If I inspect a Microsoft-PG mangled .jpg file with exiftool -k, I get mostly correct results with some warnings like: "Warning : [minor] Possibly incorrect maker notes offsets (fix by 3752?)".
However, if I use exiftool -csv -r, I get far less correct data, plus some extra lines of garbage in the output CSV file following the line for the faulty file. See the .csv I have e-mailed.

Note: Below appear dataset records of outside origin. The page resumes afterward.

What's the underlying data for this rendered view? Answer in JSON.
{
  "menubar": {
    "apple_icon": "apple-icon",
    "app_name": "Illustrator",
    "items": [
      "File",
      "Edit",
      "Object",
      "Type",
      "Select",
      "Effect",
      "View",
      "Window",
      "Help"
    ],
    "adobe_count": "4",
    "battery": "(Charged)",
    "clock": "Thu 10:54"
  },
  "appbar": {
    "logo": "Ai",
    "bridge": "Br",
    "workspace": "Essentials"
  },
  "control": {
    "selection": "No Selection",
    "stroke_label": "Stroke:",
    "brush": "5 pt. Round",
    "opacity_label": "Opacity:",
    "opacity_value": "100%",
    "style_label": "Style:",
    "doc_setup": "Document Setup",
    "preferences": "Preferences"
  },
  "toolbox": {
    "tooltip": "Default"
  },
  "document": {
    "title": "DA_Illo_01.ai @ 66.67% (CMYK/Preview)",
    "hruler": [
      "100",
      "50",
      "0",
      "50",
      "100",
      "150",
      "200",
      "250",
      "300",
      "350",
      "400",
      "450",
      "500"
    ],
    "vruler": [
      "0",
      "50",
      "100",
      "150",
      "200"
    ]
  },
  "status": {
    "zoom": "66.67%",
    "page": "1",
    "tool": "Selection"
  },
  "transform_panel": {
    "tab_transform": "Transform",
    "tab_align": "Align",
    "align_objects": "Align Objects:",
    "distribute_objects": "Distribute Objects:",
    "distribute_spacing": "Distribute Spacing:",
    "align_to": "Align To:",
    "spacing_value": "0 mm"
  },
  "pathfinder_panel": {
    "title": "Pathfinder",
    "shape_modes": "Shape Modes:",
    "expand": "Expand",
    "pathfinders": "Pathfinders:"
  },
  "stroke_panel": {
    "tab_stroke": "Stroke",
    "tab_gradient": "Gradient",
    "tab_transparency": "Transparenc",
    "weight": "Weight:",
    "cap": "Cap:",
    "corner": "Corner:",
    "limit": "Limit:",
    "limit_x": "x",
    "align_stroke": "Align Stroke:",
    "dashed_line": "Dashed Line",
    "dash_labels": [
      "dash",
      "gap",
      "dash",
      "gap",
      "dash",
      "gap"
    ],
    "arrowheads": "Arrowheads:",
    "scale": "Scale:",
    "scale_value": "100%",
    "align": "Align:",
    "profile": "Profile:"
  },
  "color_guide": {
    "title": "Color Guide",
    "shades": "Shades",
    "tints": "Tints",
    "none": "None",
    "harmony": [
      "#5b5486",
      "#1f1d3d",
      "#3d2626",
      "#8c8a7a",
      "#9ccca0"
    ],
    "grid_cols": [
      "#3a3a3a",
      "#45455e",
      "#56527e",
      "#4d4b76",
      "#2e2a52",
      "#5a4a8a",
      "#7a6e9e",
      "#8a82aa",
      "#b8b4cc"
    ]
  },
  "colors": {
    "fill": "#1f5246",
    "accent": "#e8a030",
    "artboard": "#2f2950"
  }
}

Yes, I saw this CSV file. It looks fine to me. There is a (corrupted) value containing funny characters including newlines, but it is properly quoted so it should be valid CSV.
- Phil
Edit: Oh, wait. You're saying you get less data. I'll take a look again...
The only thing I can see that could be a problem is the CSV output contains null characters (binary zeros). Why do you say you get "far less correct data"? How are you viewing the CSV data?
My Excel 2013 reads it as 4 lines.
Must be the Microsoft .csv locale problem. MS has decided a .csv file in Dutch should use semicolons as a field separator.
No override in Excel, you have to change the locale for the PC. So in NL we split fields in Excel with tekst-2-columns afterwards. New line escapes won't work in this case.
Thnx, Gijs
Checked the csv in notepad++.
Turned out the "missing" stuff was in one of the subsequent lines at the far end.
So its just CR or LF messing things up due to the locale problem.